Pure Glory
For the past year or so, I’ve been struggling a lot with just wanting to experience God more, to go deeper and deeper in God — Looking back onto first year and just having his Spirit fill me and brim over in me… stepping onto campus each day — going to prayer meetings, just seeking God each day in my quiet times; being floored by His every near, ever close, ever intimate presence; communing with the Holy Spirit — to just rest and soak in His presence… each day a new ‘adventure’ a new opportunity to trust in His promises, to listen to His call and jump full in without a shadow of doubt — that His love endures forever.. Just an amazing experience & discovery of who the Lord is, and how real He truly is!
And this year — most of it has been God withdrawing much of His presence letting me trek through the times feeling alone, persevering and Him building a lot of Character while I silently hold onto not so much what he has said — because he seems silent, but who He is– His very character that he showed Himself to be… my quiet times with Him have well… been for the most part quiet, and I’ve felt many times this year that He’s just soo far away, so many hours just waiting upon the Lord, meditating on the word… and coming out feeling flustered, frustrated like “argh!! God! where the heck are you!!” day going to day — seemingly w/o revelation, without breakthrough just this grudging mist of waiting…
Add in all the philosophies, psychologies, and religion stuff from school, He has felt so far away… and my heart yearns and yearns just for God to be real in my life again; not some psychological phenomenon, not some novel idea, or some random social concept — but God, Father, Son, and Holy Spirit to again abide in the vine, to have those wells of living water spring up and flood forth to every area of my life… and just coming away from my time with God so often with dryness… everything felt kinda bleh & frustrating.. lots of doubts–
And I remember a few weeks ago during prayer meeting, my dear brother Dennis encouraged me from Ephesians 3, to not go about all of it alone — but together with all the saints — to comprehend the width, depths, length and heights of God’s love for us..

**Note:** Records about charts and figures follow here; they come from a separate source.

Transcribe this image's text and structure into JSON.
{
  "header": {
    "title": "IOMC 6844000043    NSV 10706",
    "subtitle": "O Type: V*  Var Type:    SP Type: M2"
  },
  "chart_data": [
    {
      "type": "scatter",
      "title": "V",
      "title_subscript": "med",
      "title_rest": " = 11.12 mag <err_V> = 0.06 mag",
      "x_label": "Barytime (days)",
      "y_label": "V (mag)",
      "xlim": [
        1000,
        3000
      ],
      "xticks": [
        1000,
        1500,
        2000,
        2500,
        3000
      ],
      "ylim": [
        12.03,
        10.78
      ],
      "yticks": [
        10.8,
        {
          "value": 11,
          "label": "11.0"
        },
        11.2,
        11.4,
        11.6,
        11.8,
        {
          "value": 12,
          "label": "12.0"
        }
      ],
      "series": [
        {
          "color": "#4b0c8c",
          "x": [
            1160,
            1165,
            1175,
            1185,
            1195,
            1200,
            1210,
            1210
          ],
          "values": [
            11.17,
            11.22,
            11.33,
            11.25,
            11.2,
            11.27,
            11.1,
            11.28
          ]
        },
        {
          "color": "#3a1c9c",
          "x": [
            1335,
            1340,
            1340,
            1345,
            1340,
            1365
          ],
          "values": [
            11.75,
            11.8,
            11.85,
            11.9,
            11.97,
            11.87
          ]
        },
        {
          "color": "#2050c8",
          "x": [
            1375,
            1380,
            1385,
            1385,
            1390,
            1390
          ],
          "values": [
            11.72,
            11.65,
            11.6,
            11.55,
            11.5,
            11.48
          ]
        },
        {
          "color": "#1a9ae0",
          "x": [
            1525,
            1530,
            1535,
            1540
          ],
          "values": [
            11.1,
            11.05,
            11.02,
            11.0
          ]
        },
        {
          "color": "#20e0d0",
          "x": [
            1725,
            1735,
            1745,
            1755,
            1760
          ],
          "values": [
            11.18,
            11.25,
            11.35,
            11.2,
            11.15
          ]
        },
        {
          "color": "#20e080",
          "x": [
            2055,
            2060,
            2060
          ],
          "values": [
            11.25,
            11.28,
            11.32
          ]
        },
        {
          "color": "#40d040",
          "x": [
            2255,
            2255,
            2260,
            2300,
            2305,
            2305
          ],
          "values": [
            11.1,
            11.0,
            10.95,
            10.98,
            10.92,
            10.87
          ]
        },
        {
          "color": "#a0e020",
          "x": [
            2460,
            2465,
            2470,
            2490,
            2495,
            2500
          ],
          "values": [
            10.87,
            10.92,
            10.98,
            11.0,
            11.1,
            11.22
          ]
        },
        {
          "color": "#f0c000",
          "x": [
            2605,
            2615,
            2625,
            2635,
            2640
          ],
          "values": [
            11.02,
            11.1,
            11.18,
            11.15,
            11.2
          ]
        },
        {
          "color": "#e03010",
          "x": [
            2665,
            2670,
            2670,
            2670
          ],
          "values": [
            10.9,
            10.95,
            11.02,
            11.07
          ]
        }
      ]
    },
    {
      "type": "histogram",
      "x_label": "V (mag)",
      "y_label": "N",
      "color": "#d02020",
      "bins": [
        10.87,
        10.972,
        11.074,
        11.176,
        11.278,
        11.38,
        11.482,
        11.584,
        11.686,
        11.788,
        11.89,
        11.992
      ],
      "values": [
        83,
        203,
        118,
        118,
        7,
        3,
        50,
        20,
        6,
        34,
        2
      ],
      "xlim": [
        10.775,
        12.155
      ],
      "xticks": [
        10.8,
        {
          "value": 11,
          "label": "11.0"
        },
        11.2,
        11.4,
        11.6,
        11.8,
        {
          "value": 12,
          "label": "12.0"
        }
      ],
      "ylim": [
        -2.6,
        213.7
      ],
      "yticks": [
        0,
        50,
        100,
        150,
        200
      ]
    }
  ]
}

And I feel like lately — that is totally something thats starting to be a huge lack in my life. CCF for this year has ended, There is still Jaffray/Aletheia, but the community there seems distant. It feels like, and really to be honest has felt like for the longest of time… like a chill out place; I’ve voiced enough complaints already last year — so i won’t add to my whining;
But I just feel like there’s a lack of true community & support… and often times I wonder whether I should just go… Don’t get me wrong, I love my church, and many of my closest friends are there — but I just feel that everyone is so distant, maybe we’ve moved on in our life stages (i know i’m really busy) but its like there’s really not much that pours in to me… Yah, God speaks regardless of the people, regardless of the problems etc.. and Yah, God can use my discontent, and emptyness to change the environment and everything, but fact is He’s called me to CCF this coming year, so my focus is rather to withdraw from aletheia & focus on the few things that He has committed to me: my relationship with Him, my girlfriend, CCF, academics, and individual ministry at York.
So like, if my focus is going to be on campus & CCF; then changing and voicing out my opinion like these past 2 years about Aletheia isn’t going to help because its off focus already.. then if its not for me to change, then it begs the question of why am i even there? I really wonder sometimes… especially cause we don’t seem to really pray or do anything that really seeks God’s heart — everything seems pretty chill, and do whats fun or whatever; This affected me some because in midst of my valley storm; it felt like all that other stuff that real genuine powerful life with Christ is some ‘mystical’ experience far off that i somehow dreamt up last year? Cause well y’know here i am pouring out everything, but no one seems to see any relevence or whatever.. Rather frustrating..
But yah.. This weekend got to go to TACF w/ Mavis — Fresh Winds Conference night session + Dundas Square evangelism thing; was just massively encouraged, reminding me how down to earth, how real God truly is — unlike all that counterfeit stuff i learn at school, but Christ is alive, and His Spirit dwells here and is at work within us (: The prophetic words this afternoon were really encouraging & just confirming a lot of what I sort of knew but wasn’t particularly share of;
mmm.. I wonder where God wants me to go? contemplating the idea of checking out a cell at TACF or something… still praying about it; Just really need a community of Christians who are like minded, all in one accord to seek God’s heart.
+ Something I heard in one of Mike Bickle’s sermons that really hit me, these past few days: In order for a Christian to sustain the intimacy one experiences, He/She must continue to take ground. Keeping the same ground does not grow our faith at all.